I'll go through them in sections.

Tools

If you require more flexibility than simply changing some similar xpaths or getting a list of items, the following may interest you.

Variables

In the tei_to_es.rb file, you have access to a couple variables.

  • @filename
  • @id
  • @json
  • @options
  • @parent_xml
  • @xml
  • @xpaths
@filename

This is the name of the file this (sub)document is pulling from without an extension.

@id

Often associated with the filename, this is created with the get_id method in TeiToEs whose default behavior may be overridden. The @id is generally NOT the filename when you're dealing with subdocuments, like from a personography file.

@json

This is the JSON structure being built to sent to elasticsearch. You may directly manipulate it as you would a traditional hash, but keep in mind that its contents may not be populated yet. You will need to look at the scripts/ruby/lib/tei_to_es/request.rb file to see the conventional json build order.

Typically I would recommend altering this in the postprocessing step, if you need to work with the json directly, but every collection is different so feel free to poke around with it and use it directly!

@options

The @options are created from combining the config files and any parameters you passed into via the command line. You can see all the options being used by adding -v when you post. This means that anything you add to the config file can be accessed when generating the ES request. For example, you might add:

# public.yml
default:
  copyright_info: Your statement here
# tei_to_es.rb
def rights
  @options["copyright_info"]
end

To see the entire list of @options available to your collection, run this command:

print_options -e [environment]
@parent_xml

Just ignore this. This is only relevant if you are working with subdocuments, like from a personography file, encyclopedia, or perhaps if you wanted to split a single file book's chapters into individual search items. Please see the documentation on subdocuments TODO docs.

@xml

This is your document's XML as a Nokogiri object. You can use methods like get_text which are built into this repository, or you can operate on the object directly.

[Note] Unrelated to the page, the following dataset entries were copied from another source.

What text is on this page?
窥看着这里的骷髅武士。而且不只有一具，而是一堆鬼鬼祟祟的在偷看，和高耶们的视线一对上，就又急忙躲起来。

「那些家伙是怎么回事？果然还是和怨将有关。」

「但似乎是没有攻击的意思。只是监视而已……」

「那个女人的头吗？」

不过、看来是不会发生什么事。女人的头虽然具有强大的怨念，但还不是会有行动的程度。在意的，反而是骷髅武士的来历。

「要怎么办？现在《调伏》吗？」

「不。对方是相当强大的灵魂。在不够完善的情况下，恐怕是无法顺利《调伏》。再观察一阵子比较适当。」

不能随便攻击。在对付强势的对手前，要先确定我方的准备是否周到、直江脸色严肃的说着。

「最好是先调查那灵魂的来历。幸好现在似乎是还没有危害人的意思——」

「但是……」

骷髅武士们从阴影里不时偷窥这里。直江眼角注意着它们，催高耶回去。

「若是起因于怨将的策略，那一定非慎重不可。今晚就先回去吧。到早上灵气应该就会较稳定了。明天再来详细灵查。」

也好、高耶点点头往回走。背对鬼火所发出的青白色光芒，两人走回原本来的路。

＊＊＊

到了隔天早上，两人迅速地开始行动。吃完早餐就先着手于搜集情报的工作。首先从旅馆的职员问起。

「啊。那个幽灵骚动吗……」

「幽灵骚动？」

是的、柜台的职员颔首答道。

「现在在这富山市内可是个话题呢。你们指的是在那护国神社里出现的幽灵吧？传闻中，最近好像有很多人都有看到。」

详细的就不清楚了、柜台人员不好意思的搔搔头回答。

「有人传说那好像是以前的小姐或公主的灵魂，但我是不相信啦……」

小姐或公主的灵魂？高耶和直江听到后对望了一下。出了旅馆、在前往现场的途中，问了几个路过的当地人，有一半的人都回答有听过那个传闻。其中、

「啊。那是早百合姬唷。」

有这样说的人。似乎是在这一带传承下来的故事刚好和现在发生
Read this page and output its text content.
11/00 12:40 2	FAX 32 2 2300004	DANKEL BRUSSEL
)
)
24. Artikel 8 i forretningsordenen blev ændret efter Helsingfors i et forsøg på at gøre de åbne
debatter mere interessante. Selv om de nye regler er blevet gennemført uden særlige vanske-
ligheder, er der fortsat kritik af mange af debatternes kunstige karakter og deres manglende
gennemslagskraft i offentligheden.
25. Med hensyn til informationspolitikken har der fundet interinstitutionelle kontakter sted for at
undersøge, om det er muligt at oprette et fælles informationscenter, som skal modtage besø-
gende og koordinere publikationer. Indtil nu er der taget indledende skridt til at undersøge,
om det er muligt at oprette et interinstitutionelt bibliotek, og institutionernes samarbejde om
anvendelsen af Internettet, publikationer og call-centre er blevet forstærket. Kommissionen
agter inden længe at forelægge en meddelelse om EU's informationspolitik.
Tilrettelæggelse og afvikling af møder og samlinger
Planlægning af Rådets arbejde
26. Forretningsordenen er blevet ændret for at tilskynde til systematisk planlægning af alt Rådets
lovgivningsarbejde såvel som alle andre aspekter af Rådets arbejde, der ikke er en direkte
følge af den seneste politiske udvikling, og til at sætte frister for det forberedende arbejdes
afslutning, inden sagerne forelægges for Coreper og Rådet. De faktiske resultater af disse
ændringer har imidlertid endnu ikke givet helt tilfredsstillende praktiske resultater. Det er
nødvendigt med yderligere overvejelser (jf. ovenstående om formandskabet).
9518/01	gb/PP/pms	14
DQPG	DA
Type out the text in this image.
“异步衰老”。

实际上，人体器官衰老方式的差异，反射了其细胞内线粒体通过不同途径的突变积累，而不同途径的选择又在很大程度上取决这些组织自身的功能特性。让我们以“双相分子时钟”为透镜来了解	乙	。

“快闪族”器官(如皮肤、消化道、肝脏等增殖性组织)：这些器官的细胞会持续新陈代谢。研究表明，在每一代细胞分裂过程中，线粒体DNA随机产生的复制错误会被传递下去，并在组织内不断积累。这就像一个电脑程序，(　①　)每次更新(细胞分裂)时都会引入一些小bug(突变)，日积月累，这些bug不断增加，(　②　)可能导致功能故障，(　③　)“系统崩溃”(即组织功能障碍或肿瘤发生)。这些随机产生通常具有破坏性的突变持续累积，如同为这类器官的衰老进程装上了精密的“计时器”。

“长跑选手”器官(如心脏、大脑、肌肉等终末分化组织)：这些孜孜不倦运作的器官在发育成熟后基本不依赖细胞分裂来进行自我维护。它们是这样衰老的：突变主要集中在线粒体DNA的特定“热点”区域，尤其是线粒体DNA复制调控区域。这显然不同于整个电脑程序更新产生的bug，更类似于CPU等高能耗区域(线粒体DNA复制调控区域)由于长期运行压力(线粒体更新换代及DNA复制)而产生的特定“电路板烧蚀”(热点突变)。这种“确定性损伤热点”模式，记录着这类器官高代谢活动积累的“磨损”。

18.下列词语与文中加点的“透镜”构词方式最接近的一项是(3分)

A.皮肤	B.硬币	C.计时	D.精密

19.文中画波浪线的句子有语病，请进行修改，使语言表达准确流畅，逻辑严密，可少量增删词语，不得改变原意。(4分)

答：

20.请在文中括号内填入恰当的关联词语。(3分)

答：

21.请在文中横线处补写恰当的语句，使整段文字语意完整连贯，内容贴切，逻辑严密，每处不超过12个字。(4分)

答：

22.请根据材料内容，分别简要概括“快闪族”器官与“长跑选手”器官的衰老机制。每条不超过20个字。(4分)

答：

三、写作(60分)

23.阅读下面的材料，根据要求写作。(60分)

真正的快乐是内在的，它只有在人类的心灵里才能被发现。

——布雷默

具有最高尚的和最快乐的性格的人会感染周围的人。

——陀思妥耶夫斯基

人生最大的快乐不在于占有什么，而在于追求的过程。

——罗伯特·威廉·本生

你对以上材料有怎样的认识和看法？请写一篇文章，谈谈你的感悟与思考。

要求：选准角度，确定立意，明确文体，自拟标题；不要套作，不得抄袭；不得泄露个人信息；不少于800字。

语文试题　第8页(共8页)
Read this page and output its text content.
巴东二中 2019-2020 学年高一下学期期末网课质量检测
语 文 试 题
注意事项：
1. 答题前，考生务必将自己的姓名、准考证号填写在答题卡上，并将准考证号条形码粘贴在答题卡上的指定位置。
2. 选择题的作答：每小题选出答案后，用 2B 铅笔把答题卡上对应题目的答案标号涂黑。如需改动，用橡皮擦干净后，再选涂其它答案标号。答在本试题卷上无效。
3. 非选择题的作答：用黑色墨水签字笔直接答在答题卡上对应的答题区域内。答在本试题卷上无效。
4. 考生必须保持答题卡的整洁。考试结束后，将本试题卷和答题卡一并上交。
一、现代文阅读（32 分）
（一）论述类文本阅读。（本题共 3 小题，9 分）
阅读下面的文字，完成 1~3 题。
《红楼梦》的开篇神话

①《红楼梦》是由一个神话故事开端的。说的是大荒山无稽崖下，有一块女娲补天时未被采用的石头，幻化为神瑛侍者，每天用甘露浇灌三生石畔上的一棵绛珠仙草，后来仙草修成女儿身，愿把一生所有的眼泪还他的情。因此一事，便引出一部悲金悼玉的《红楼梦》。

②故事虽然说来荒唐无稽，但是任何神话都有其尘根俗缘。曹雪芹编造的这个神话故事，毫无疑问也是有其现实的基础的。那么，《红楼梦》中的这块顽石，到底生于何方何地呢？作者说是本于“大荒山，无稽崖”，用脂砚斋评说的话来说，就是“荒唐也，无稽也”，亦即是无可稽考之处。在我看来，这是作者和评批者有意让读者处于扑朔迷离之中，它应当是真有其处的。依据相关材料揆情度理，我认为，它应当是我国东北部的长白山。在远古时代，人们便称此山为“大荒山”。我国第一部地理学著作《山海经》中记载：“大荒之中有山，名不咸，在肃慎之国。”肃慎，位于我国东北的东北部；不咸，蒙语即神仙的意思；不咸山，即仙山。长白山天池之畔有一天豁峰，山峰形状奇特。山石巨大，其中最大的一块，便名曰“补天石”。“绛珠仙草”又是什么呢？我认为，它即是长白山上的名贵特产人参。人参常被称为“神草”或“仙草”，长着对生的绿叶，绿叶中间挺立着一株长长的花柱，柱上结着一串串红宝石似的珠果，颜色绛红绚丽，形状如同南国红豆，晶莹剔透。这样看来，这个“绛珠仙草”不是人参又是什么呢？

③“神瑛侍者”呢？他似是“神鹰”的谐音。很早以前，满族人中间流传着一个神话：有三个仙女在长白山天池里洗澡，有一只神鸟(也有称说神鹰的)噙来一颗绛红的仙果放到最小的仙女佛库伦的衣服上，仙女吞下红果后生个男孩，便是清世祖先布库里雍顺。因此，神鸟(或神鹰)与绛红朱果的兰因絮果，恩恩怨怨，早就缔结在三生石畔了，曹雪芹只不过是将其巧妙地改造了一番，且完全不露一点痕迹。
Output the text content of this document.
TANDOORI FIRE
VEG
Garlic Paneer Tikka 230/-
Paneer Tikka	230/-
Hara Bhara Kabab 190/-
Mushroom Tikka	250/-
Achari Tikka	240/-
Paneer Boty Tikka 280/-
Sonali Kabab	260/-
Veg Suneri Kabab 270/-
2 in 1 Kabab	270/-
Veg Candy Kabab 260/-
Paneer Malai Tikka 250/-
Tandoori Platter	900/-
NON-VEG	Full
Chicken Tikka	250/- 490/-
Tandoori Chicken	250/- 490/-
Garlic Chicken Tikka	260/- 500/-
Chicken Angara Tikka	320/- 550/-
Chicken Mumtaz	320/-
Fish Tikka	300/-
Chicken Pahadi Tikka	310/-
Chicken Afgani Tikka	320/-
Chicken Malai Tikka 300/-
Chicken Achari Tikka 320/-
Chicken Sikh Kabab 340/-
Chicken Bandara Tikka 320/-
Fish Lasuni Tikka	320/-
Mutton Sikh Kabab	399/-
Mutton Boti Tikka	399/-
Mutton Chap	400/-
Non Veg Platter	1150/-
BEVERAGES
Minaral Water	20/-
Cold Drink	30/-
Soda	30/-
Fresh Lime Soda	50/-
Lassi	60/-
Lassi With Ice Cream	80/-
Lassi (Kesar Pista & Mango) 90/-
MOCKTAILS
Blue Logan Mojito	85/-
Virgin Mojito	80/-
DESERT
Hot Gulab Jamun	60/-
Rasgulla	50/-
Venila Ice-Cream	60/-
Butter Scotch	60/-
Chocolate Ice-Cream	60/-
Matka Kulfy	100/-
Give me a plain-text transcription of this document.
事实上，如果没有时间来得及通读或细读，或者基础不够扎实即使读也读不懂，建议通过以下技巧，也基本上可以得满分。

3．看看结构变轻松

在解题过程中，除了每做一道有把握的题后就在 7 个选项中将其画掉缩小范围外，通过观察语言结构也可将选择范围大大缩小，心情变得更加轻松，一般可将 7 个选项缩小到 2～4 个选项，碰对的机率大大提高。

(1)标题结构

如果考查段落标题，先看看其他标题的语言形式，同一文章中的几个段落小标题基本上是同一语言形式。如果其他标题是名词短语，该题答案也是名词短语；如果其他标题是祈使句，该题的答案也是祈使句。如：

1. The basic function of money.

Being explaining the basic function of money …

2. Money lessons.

If you really wanted to, you would be able to add / alter the XML itself, if that would somehow help you in your quest. It will not alter the actual TEI documents on the filesystem unless if you really know what you're doing and intentionally try to alter the original files. There's no risk of that happening accidentally, so feel free to alter the XML object as preprocessing if you need to!

@xpaths

This is the hash which contains all of the xpaths your document should be using. Typically you will use it to access either the default xpaths in scripts/ruby/lib/tei_to_es/xpaths.rb or any you've overridden / added.

@xpaths["title"]

Using Nokogiri

There may be times that you can't accomplish everything that you want to do using some of the built in tools provided by datura. For example, if you're selecting a person's name and need to parse the parent node's attributes to build an object. Then it's time to remember that @xml is a Nokogiri::XML::Element

For the most part, however, you should be able to accomplish your goals using the methods in Getting XPath Contents.

Overriding XPaths

At scripts/ruby/lib/tei_to_es/xpaths.rb you can find a list of all the default xpaths being used by the default fields. If you run your collection with no customization, the script will do the best it can with these defaults. But let's say that your xml file doesn't have the publisher information in the same place as the default.

Override XPath Basic

# default xpath

"publisher" => /TEI/teiHeader/fileDesc/sourceDesc/bibl[1]/publisher[1]"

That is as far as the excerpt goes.